- Associated Press - Friday, January 28, 2011

NEW YORK (AP) - In its effort to silence protesters, Egypt took a step that’s rare even among authoritarian governments: It cut off the Internet across the entire country.

The nation’s four main Internet providers all went dark, and cell phone service was suspended in some areas. But the drastic move did not stop demonstrators Friday, and it could backfire by fueling anger and chaos in the streets of Cairo and beyond.

Until now, Egyptians have had nearly open access to the Web.

“This is night and day,” said Robert Faris, research director at Harvard University’s Berkman Center for Internet and Society. “They have gone from open Internet to no Internet, and that has got to be a big shock.”

Protesters are angry about the government of President Hosni Mubarak, so severing Internet and cell phone access only adds fuel to the fire, Faris said.

“This just calls into further question the government’s legitimacy,” he said. The political cost of acting so aggressively will make it “difficult for them to recover. But those are the tradeoffs.”

Many Egyptians, especially young people, have grown accustomed to using the Internet to discuss local issues, economic conditions and politics. The government has been able to censor traditional media, such as major newspapers, but small local publications and independent groups have enjoyed a vibrant presence online.

The shutoff is an “enormous regression for a country that has always had a very strong and very engaged civil society,” said Cynthia Wong, director of the Center for Democracy and Technology’s Project on Global Internet Freedom. The Egyptian government “just can’t cut off the entire nation forever, even if it does serve short-term goals.”

Egypt is not the first country to shut off Internet service to quell dissidence and prevent the spread of embarrassing images.

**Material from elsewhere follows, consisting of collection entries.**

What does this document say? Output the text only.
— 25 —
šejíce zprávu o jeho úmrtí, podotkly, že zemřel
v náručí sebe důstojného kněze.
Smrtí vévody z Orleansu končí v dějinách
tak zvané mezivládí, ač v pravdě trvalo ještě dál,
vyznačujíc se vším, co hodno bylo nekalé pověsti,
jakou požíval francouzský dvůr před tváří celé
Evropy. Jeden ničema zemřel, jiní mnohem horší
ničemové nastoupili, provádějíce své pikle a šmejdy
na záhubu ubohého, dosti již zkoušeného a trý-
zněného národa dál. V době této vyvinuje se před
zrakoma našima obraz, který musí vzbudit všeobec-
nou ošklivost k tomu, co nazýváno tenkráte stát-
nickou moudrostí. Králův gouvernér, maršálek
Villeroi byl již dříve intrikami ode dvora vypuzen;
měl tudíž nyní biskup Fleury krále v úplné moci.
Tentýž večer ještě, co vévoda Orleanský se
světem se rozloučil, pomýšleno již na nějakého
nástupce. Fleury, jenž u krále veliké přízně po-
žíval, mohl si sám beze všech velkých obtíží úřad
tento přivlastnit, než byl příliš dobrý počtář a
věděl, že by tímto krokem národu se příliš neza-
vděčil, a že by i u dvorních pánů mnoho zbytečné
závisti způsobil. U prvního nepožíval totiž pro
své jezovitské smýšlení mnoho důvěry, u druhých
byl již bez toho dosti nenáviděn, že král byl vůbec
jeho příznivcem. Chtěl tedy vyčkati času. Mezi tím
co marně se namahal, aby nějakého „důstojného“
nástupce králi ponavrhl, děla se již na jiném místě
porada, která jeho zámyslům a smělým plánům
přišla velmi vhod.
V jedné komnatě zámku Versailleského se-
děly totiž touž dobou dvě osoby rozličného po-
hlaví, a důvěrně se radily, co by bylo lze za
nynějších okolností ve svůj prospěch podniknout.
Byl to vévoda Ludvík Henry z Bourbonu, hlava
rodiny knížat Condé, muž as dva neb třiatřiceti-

Myanmar did it in 2007. Iran disrupted Internet service in 2009 to try to quell protests over disputed elections. That same year, China, which already censors the Web, suspended international phone service and cut off the Internet in the far western Xinjiang region after deadly riots.

Iran blocked access to social sites such as Twitter, YouTube and Facebook and slowed the Internet to a crawl, but did not cut it off completely.

“What’s notable is that Egypt has gone farther than even Iran,” Faris said. “We always thought of Egypt being a more moderate regime. In this particular instance, apparently they are not.”

Although the protests in Iran did not topple the government, they drew an outpouring of international support, much of it expressed on social networks. A video of a young woman’s death from a gunshot wound _ captured on cell phones _ become a symbol of that uprising and the government’s brutal crackdown.

In Egypt, authorities have gone after individual bloggers. But until Thursday, the government has typically permitted access to Twitter, Facebook and other sites, Faris said.

The information revolution has helped people in the Middle East organize in ways that were impossible just a few years ago. No longer do they need a formal political or social organization to protest.